Correr con humedad, ¿cómo afecta a la hidratación?
Un aspecto clave sobre la Maratón de Valencia es que se trata de una zona con más humedad, algo que repercutirá en la hidratación del atleta. En un ambiente húmedo, la pérdida de líquidos a través del sudor (para una buena refrigeración) es considerable. Además, con el agua del sudor se pierde una cantidad importante de electrolitos que es necesario reponer, especialmente sodio y potasio.

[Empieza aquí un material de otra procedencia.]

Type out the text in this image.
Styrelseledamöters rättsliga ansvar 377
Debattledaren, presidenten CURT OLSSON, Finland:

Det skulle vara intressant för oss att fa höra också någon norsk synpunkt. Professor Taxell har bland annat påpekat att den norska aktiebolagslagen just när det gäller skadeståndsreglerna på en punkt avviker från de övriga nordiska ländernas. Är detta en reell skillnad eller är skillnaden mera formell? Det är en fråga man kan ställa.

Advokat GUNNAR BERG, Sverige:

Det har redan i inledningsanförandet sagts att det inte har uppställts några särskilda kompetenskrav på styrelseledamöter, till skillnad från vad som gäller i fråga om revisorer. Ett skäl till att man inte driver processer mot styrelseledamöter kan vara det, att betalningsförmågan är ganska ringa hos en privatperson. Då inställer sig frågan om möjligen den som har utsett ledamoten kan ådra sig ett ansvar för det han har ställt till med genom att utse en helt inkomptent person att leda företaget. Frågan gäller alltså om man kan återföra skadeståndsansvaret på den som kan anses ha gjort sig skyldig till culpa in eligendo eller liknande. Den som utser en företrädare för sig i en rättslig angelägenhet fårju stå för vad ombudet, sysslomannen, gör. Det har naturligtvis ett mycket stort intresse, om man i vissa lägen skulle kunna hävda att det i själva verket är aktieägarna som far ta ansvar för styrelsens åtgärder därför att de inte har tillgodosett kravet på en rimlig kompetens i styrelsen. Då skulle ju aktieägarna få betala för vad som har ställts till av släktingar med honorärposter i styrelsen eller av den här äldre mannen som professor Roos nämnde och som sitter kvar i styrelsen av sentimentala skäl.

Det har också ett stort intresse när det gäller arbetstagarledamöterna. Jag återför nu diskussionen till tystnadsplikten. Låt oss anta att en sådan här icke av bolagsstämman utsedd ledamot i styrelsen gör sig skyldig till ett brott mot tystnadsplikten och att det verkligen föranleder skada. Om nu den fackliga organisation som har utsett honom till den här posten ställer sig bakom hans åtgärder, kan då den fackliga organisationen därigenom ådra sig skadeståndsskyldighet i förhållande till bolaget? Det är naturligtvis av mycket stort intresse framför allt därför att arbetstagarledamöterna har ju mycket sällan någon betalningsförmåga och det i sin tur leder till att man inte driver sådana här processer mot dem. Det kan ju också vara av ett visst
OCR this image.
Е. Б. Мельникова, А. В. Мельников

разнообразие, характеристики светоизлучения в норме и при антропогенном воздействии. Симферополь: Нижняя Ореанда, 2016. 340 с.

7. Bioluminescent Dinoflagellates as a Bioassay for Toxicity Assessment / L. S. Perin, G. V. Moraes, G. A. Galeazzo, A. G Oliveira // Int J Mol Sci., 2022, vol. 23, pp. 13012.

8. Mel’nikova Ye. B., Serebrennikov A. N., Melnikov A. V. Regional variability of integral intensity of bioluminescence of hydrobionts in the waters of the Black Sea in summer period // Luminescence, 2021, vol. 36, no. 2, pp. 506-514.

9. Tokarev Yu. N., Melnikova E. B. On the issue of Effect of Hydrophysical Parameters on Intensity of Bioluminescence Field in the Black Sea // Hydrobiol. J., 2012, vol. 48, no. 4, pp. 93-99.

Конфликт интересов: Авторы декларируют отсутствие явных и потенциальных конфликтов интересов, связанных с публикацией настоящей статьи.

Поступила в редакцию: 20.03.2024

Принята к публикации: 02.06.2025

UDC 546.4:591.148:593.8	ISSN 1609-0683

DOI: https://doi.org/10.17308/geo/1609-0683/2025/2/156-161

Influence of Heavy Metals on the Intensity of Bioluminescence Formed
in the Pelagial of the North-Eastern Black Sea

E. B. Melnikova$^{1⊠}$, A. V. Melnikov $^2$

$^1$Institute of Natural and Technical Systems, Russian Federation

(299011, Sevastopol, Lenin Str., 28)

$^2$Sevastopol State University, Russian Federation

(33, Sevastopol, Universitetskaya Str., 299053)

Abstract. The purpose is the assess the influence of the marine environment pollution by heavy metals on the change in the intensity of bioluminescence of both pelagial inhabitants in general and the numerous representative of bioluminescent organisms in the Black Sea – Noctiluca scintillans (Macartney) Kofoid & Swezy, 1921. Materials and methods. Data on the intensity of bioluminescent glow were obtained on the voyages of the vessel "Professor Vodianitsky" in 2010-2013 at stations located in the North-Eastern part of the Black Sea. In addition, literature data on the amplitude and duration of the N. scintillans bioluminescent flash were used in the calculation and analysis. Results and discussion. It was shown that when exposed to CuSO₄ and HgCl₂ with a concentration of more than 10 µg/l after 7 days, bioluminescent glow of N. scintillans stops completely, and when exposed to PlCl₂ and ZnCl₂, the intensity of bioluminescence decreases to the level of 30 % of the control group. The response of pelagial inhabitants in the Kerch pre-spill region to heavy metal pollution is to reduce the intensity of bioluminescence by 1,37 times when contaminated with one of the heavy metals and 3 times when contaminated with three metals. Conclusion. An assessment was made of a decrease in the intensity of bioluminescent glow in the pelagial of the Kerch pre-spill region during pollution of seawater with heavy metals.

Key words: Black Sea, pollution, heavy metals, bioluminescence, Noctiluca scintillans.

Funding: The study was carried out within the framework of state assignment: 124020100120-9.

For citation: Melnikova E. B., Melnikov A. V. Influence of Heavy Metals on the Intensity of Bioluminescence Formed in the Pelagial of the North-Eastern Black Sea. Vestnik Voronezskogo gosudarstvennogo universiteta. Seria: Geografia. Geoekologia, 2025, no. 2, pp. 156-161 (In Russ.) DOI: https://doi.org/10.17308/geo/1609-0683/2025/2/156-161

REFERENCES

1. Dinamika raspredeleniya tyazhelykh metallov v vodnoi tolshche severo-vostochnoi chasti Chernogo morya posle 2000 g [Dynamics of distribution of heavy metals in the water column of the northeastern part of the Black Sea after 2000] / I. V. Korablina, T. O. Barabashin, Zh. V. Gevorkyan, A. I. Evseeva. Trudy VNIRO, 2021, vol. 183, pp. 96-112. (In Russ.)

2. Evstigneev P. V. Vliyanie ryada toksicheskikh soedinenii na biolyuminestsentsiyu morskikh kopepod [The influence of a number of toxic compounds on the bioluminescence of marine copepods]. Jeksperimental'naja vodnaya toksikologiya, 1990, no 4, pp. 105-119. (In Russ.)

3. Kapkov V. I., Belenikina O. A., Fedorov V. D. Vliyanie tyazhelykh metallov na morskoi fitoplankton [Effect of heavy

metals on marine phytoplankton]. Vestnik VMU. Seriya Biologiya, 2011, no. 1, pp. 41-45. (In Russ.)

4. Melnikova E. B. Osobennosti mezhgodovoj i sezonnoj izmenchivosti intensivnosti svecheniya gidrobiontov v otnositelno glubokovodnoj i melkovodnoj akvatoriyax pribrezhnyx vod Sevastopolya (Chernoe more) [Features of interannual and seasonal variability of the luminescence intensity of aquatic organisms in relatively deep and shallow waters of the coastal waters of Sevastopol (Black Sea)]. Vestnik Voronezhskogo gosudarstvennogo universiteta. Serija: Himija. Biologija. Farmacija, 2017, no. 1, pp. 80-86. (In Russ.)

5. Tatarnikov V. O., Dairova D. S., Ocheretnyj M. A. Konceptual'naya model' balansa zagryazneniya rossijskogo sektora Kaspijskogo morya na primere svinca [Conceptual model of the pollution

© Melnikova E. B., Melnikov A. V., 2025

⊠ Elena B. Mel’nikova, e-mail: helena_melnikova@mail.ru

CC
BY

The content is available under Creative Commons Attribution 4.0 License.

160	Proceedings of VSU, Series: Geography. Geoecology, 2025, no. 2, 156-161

Por todo ello, según del Valle, “antes de la carrera hay que conseguir una buena hidratación de agua con sales minerales en las cuatro horas anteriores a la carrera”.
Durante la misma, es conveniente que la rehidratación incluya asociados electrolitos, ya que, como advierte el experto, una pérdida de sodio puede tener consecuencias graves (desorientación, confusión e, incluso, la muerte). Los atletas “también necesitan un aporte de hidratos de carbono de absorción rápida como la glucosa”.
“En relación con las pautas de hidratación durante la carrera, antes se aconsejaba a los corredores beber tanto como fuera posible para evitar la deshidratación. Existen estudios en los que se aconseja beber más de tres litros de líquido”, manifiesta del Valle. Sin embargo, se ha demostrado que una hidratación excesiva incrementa el riesgo de desarrollar hiponatremia (pérdida de sodio) asociada al ejercicio. En este sentido, el especialista alude a investigaciones que sugieren que la estrategia más acertada para muchos maratonianos es “beber cuando se tiene sed, utilizando bebidas de reposición”.
Eso sí, se estima que solo un 20% de los corredores de resistencia controla su estado de hidratación. Por norma general, “una hidratación adecuada puede ser beber unos ocho mililitros por kilogramo de peso y hora de ejercicio (150-250 ml cada 15 o 20 minutos) de una bebida de reposición, aunque es importante tener en cuenta la pérdida por el sudor y las características de cada atleta”.
¿Qué desayunar el día de la maratón?
“La preparación empieza mucho antes de la línea de salida. La alimentación puede marcar la diferencia entre alcanzar tus metas o enfrentarte a problemas como la fatiga, las molestias gastrointestinales o, incluso, lesiones”, aclara Arturo Aleis, nutricionista del Hospital Vithas Valencia Consuelo.
Maratón de Valencia (Foto: Vithas)
Para el experto, la estrategia comienza el día previo a la maratón con una carga de hidratos de carbono: “Alimentos como el arroz, la pasta, las patatas o la quinoa son esenciales para llenar los depósitos de energía muscular. Combinarlos con proteínas magras como pollo o pescados blancos facilita una digestión ligera y asegura un mejor rendimiento en la carrera”.
La mañana de la prueba es igual de crucial. El nutricionista aconseja un desayuno rico en hidratos de carbono de rápida absorción, como tostadas con miel o mermelada, evitando alimentos ricos en fibra o grasas que podrían ocasionar molestias gastrointestinales.
¿Qué hacer si ocurre algo durante la carrera?
Durante una carrera de maratón pueden aparecer problemas. En algunos casos, se podrán solucionar sin tener que interrumpir la solución y en otros, no. “Las lesiones (dolores articulares, molestias en los pies u otro tipo de dolencia), si son leves y nos permiten continuar, se puede seguir en competición. En caso contrario, hay que parar la carrera y solicitar ayuda”, señala del Valle, quien añade que si aparecen calambres musculares, pueden ser debidos a la deshidratación y pérdida de sodio. “Lo aconsejable es parar y reponer depósitos”, indica.
“Si aparecen otros problemas como agotamiento por calor, insolación o golpe, hay que parar y acudir a los servicios médicos”, declara. Otras situaciones en las que también es importante pedir asistencia inmediata es ante cuadros de arritmia o dolor torácico.